In an announcement on the Singapore Police Force’s website on Tuesday, officials said that police had arrested and charged a local man for the recent defacement of Prime Minister Lee Hsien Loong’s website. Although the police did not identify the man, Bloomberg named him as 35-year-old James Raj, who is allegedly known to Internet circles as "The Messiah."
The statement read: “Police have arrested a 35-year-old Singaporean man for the recent series of hacking incidents into the websites of the Ang Mo Kio Town Council, the Straits Times Blog, People’s Action Party Community Foundation (PCF) and City Harvest Church co-founder Sun Ho. In a separate operation, five other men have been arrested for vandalising public property.”
Reuters reported that if found guilty, Raj could face jail time of up to three years and be fined as much as S$10,000 ($8,000). According to the charge sheet that the publication was shown, Raj is accused of hacking the government’s web server from an apartment in Kuala Lumpur, Malaysia.

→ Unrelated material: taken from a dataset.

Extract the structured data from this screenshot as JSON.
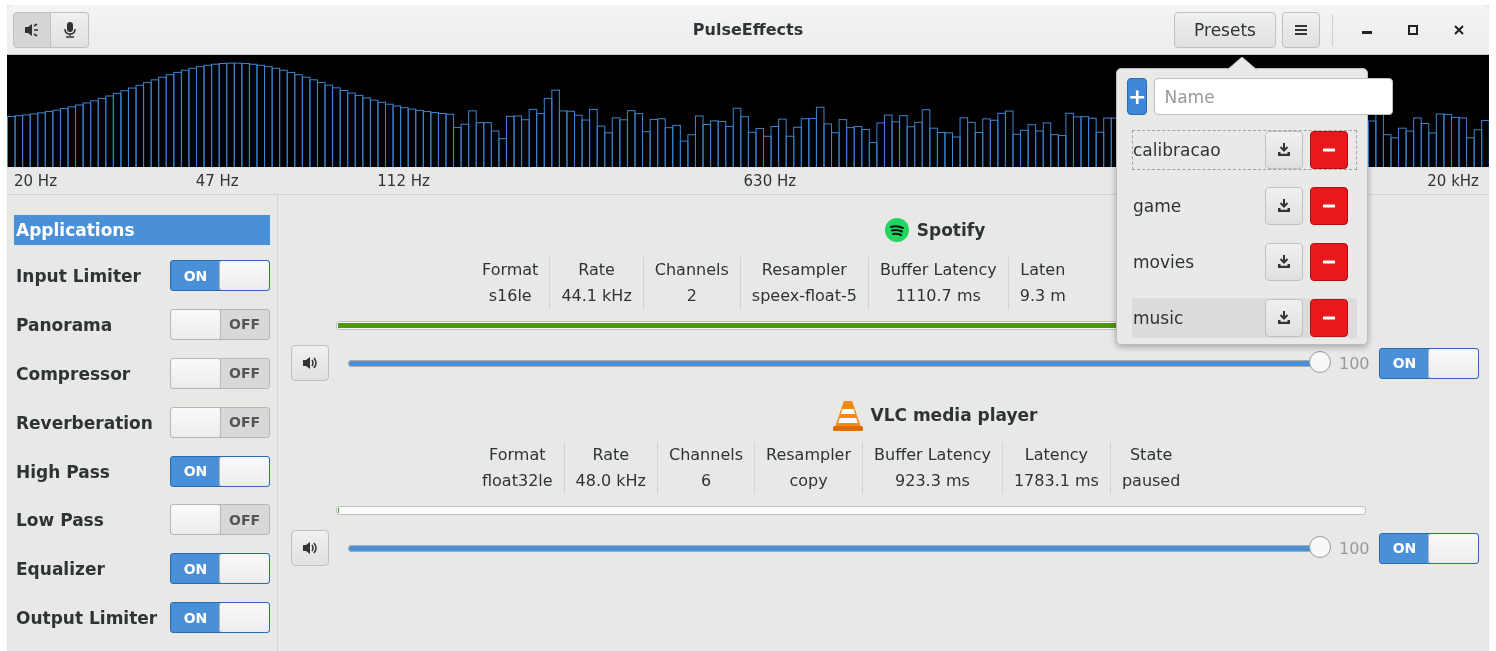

Anonymous renewed its threats against Lee after he pledged to track down members of the group, promising that the government would “spare no effort” to identify and punish the responsible parties. According to the Wall Street Journal, Lee’s remarks were made in response to threats from Anonymous.
“When somebody threatens to do harm to [Singapore's information infrastructure], we take that very seriously and we will spare no effort to try and track down the culprits,” Lee told reporters during an exercise on counterterrorism. “If we can find him, we will bring him to justice and he will be dealt with severely.”
“You may think you’re anonymous -- we will make the extra effort to find out who you are,” he added. Lee was also quoted as telling Singapore newspaper Today that the country’s “IT network, the Internet, our communications have become an essential part of our business and our lives now.”